The problems caused by the high cost of insurance leave us all vulnerable to financial and physical ruin when we do eventually get seriously ill, and need to call upon those policies we’ve been paying for. And as you pointed out, Struggling, even when we aren’t running up high medical bills, it can be extremely difficult to make ends meet and still hang on to our insurance plans.

So what will the Affordable Care Act (a.k.a., the health reform law) do to fix this situation?  Well, the ACA is tackling this problem in a variety of ways. Before I get started, however, I should emphasize that the main goal of the ACA is to expand coverage to more Americans. Controlling costs in the private insurance market is a secondary goal, and as such will have to be improved upon in the future.  Nonetheless, there are provisions in the law that will help make health insurance more affordable for poor and middle class families.

Two provisions are regulatory in nature, and will have an impact on all insured people, regardless of economic status. The third, however, is the most helpful for struggling families because it has to do with affordability support.

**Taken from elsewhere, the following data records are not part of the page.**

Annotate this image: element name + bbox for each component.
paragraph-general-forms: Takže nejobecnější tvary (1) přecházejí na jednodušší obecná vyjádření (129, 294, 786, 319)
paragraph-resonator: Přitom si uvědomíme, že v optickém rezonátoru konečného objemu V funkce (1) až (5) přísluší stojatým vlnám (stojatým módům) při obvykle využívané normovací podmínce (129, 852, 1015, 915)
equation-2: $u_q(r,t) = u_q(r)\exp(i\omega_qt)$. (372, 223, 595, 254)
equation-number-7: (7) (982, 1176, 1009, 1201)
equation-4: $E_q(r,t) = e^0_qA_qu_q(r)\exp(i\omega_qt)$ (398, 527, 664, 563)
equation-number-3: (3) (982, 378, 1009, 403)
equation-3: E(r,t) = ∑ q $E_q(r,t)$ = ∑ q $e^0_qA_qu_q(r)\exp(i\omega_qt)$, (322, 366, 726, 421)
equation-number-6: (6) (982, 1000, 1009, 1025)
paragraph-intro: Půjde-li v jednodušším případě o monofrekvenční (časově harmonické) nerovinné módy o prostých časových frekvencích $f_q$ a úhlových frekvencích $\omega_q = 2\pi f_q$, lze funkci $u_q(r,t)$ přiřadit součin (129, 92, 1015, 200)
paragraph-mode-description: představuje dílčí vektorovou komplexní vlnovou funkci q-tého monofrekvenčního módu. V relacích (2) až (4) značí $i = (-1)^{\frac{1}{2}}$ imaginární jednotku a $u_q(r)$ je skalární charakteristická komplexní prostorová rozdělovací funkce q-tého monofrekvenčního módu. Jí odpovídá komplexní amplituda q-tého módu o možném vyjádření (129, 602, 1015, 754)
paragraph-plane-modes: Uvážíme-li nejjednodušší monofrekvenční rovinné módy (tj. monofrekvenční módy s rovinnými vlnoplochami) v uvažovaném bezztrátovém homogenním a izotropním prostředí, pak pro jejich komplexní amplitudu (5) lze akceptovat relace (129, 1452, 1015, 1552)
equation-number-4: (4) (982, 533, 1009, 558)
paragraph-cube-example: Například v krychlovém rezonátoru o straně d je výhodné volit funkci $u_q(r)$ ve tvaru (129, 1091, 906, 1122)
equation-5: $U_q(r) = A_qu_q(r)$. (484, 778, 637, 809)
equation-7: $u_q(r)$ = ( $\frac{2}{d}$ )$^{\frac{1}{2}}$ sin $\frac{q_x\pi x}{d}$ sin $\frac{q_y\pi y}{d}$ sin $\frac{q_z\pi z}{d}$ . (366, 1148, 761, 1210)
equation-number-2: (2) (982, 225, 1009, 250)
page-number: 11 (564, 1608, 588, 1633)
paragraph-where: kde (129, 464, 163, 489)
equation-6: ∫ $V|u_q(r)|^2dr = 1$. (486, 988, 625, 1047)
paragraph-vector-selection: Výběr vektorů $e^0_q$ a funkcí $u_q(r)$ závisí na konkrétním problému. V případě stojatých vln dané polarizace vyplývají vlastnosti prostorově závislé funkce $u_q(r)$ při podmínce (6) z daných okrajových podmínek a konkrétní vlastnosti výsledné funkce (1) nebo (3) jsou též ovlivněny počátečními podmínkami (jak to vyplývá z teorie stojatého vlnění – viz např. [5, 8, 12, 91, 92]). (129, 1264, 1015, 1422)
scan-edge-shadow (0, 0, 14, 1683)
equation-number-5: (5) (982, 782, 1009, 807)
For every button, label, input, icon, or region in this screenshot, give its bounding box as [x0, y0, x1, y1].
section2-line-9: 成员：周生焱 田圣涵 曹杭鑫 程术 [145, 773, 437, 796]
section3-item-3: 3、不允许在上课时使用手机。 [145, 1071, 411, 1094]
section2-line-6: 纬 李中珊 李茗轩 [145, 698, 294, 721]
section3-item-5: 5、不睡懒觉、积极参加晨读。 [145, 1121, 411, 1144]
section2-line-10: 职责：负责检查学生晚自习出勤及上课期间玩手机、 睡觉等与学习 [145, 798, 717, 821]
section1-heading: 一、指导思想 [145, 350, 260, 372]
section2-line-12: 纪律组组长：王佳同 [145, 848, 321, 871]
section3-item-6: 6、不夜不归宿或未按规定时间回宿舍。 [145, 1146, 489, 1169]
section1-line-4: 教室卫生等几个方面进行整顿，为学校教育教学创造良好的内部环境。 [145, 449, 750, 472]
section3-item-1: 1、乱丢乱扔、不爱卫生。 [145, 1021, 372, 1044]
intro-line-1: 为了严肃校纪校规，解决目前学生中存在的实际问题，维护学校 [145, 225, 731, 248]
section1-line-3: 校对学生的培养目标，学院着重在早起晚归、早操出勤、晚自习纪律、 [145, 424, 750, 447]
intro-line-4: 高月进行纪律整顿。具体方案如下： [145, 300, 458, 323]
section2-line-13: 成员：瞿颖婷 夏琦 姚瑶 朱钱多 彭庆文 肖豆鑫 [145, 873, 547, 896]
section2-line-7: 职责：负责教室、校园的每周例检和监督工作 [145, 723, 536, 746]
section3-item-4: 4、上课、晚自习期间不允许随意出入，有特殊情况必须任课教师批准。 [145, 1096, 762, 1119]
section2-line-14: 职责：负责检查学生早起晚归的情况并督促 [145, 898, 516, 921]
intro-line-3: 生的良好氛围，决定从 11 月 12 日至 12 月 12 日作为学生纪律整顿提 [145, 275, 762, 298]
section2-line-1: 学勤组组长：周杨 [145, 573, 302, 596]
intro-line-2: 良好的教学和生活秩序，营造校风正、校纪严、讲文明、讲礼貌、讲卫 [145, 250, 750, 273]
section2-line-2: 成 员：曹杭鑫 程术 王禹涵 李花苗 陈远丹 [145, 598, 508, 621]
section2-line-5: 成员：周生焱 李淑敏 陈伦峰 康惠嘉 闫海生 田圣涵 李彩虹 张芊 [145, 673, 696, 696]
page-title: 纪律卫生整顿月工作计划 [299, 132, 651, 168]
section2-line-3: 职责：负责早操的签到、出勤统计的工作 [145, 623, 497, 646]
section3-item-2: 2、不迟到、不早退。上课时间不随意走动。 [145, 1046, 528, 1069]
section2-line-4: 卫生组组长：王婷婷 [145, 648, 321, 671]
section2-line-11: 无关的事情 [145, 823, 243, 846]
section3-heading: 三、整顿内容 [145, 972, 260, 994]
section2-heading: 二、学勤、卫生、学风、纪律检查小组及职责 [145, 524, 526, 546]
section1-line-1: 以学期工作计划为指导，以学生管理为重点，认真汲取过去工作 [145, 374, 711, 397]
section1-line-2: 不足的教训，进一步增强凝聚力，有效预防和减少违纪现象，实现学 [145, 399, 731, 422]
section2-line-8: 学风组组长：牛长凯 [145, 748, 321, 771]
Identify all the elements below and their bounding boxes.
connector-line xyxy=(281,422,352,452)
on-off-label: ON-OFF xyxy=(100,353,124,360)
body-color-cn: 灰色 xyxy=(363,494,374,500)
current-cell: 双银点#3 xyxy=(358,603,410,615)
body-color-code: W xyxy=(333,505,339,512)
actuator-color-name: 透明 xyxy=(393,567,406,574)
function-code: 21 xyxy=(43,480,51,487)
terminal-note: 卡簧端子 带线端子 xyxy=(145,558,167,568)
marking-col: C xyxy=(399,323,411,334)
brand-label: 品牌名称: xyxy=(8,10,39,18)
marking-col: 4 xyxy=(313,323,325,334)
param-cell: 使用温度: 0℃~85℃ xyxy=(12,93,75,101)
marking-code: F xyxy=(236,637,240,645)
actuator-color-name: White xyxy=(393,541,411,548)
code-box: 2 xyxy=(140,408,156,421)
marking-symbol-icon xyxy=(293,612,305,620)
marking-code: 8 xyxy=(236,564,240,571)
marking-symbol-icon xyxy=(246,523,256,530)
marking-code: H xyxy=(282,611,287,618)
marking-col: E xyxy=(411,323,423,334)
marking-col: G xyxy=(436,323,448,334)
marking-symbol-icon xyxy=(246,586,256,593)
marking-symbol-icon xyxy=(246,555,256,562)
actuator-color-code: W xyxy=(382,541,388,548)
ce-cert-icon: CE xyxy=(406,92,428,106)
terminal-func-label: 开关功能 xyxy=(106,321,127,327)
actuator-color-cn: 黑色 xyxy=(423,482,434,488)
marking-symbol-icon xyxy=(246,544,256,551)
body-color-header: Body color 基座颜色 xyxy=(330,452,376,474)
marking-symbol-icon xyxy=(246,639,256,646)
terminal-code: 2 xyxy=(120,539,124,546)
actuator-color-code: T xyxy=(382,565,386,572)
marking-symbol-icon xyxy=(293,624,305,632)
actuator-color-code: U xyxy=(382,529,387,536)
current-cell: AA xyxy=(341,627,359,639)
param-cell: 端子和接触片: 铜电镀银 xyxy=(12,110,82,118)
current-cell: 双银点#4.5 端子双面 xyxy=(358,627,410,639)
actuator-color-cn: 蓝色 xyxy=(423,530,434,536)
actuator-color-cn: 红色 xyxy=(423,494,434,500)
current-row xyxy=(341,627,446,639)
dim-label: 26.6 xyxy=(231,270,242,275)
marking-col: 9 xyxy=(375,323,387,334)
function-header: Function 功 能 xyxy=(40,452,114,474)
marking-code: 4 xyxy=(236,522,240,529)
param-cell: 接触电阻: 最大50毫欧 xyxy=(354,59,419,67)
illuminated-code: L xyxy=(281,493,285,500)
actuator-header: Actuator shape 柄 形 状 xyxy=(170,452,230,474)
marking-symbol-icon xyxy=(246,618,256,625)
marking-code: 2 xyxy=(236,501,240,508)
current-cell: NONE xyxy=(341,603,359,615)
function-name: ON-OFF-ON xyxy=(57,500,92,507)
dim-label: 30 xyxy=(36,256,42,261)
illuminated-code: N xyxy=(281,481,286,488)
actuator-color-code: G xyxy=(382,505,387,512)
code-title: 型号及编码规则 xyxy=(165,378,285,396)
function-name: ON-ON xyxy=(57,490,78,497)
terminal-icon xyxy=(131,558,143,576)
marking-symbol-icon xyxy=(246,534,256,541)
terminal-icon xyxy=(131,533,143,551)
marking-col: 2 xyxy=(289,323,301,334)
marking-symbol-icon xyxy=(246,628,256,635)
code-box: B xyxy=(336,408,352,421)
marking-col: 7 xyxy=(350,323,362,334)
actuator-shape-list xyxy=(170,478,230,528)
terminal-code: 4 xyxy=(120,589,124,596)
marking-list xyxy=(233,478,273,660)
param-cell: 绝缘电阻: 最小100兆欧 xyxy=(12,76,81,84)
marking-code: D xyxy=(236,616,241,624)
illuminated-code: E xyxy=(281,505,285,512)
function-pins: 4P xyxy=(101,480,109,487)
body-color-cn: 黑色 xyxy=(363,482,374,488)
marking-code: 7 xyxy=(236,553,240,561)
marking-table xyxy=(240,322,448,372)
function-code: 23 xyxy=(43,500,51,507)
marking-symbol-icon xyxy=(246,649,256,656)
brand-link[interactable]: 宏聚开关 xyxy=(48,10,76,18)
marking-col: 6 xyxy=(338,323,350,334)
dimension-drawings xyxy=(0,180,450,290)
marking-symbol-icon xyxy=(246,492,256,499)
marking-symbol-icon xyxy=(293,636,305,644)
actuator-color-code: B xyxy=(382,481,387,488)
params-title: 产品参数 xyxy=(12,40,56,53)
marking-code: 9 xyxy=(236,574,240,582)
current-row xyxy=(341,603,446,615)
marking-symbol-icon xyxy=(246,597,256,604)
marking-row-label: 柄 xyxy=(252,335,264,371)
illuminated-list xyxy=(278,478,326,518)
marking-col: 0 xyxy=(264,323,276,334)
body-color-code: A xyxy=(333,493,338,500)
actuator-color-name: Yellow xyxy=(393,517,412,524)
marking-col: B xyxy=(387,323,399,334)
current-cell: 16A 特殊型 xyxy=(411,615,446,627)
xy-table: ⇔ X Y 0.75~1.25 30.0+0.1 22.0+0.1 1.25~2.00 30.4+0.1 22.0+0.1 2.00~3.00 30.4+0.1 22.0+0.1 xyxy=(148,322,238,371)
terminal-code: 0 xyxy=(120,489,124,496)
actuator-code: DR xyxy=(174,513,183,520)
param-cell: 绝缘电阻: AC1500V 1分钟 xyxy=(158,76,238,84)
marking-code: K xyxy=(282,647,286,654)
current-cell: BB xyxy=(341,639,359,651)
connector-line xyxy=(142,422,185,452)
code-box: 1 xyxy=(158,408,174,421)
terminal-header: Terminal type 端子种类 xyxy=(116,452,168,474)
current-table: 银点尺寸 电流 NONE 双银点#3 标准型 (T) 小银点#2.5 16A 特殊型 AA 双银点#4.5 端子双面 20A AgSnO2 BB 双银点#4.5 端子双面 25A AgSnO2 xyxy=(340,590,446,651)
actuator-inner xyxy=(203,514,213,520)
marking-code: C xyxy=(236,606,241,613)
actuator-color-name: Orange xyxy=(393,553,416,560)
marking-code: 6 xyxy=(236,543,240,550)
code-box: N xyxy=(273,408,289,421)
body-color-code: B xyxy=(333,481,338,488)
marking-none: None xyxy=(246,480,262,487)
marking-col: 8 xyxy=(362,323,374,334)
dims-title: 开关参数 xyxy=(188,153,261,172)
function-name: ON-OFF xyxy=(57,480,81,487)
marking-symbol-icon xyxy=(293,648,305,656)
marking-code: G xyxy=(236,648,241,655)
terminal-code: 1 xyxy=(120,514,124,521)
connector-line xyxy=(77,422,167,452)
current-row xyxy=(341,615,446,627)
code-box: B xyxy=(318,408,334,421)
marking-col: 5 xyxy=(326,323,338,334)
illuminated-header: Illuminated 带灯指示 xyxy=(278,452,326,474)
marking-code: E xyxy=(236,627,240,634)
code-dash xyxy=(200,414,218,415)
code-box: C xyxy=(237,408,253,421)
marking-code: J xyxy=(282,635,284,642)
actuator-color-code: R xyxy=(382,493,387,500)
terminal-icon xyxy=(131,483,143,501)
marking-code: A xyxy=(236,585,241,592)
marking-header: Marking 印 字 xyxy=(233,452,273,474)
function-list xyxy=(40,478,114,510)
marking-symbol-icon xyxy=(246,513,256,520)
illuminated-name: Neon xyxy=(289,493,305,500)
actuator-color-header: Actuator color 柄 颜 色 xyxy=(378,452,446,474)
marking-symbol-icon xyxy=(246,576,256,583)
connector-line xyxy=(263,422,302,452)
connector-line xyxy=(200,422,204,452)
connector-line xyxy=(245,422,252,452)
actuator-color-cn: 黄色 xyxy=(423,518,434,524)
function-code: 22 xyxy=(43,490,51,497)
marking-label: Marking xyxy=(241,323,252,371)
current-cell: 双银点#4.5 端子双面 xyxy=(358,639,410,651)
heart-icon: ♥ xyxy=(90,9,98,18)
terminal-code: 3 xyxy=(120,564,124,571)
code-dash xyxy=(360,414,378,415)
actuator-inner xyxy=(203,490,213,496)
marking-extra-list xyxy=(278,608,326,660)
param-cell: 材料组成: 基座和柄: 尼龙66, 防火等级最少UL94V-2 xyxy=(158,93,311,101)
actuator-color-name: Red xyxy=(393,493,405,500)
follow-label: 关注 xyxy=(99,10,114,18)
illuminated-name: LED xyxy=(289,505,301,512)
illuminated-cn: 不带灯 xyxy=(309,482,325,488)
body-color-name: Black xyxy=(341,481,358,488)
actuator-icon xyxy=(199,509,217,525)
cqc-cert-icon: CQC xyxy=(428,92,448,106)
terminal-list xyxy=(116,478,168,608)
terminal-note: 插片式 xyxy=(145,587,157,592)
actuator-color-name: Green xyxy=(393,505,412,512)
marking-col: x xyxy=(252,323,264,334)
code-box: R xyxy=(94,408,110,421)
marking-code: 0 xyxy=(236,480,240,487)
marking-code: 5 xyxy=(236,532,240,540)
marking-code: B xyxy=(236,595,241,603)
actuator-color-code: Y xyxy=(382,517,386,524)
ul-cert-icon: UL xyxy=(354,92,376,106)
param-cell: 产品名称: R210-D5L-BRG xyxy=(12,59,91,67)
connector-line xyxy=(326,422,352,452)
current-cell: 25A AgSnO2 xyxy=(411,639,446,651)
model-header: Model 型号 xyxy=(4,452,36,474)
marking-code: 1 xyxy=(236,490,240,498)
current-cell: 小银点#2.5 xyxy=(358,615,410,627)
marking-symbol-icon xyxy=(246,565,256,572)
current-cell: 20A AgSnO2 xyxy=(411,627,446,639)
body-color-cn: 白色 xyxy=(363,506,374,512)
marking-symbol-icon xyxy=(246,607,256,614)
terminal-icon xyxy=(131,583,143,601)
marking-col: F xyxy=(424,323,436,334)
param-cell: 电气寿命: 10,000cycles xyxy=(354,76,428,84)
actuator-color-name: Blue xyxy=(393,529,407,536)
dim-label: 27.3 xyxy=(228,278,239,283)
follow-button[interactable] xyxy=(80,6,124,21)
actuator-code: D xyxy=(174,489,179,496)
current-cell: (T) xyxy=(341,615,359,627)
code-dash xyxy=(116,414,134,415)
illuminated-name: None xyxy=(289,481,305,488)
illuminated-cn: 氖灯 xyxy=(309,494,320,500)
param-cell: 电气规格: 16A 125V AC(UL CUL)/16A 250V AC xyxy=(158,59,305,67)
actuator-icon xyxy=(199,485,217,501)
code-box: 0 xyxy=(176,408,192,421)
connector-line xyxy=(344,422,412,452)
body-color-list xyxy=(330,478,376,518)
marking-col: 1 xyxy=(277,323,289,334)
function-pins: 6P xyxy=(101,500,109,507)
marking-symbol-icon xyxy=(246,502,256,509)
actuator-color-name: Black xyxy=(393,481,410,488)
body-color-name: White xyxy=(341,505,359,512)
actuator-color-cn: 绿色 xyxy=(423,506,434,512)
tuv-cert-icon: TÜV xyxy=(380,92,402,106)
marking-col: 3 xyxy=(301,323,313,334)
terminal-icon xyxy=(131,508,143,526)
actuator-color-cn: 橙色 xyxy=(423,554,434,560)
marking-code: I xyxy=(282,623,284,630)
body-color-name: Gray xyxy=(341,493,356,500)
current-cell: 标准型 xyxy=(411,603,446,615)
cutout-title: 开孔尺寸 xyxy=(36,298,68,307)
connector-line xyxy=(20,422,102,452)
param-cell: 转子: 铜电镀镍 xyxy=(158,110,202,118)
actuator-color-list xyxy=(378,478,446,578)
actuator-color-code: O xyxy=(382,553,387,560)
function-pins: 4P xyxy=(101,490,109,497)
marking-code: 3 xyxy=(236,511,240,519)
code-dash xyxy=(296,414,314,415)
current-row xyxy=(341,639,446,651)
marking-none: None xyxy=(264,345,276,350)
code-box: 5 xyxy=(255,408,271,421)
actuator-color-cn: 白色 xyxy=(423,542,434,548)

There are two provisions in the law that aim to control the exponential growth of premium costs in the private insurance market. These two regulations are called rate review and Medical Loss Ratio, or the “80/20” rule.  If you want to read more, click on each term to read a description of what each does. In sum, however, what these two provisions do is twofold. First, they hold insurers to a higher standard for premium increases by ensuring that the rate hikes are “justifiable.” Second, they make sure that for every dollar you (and by “you” I mean the average consumer) spend on health insurance, you get good value in actual health care. Neither of these provisions will lower premiums. Instead, they promise that premiums will rise more slowly than they have historically, and that insurance companies must spend more of the money they collect on actual health care, rather than profits. These regulations are an important first step toward reining in the explosive growth in health insurance costs.

The third provision that will help make insurance more affordable for the average citizen is something called premium subsidies. As of 2014, each state will have a health insurance Exchange, an online marketplace where you can go (if you don’t get insurance through your employer) to purchase insurance for yourself and/or your family. You’ll be able to compare, “apples to apples,” the prices, benefits, and customer support systems of competing insurance companies, and then select the plan that best fits your needs.

One benefit of these Exchanges is that people who buy through the Exchange will be eligible for significant discounts on the price of their plan, depending on their income level. Individuals earning up to 400% of the Federal Poverty Level will receive discounts on the price of their health insurance policy. For a family of four, 400% of the FPL is over $90,000 a year – so families well into the middle class will benefit from these affordability supports.

To calculate your income level and the subsidies you’ll be eligible for, click here to calculate your income and family size as a percentage of the Federal Poverty Level.

Struggling, I don’t know much about your income level or how many people you’re trying to insure, but there’s a good chance that you’ll be one of the millions of people who will see dramatic reduction in the monthly cost of their insurance premiums thanks to the subsidies. Additionally, the competitive marketplace, in combination with rate review and Medical Loss Ratio provisions in the ACA will begin to slow the speed with which health insurance costs are currently growing.

I hope this information gives you some hope for the future, Struggling. Until 2014, just hang in there with the rest of us.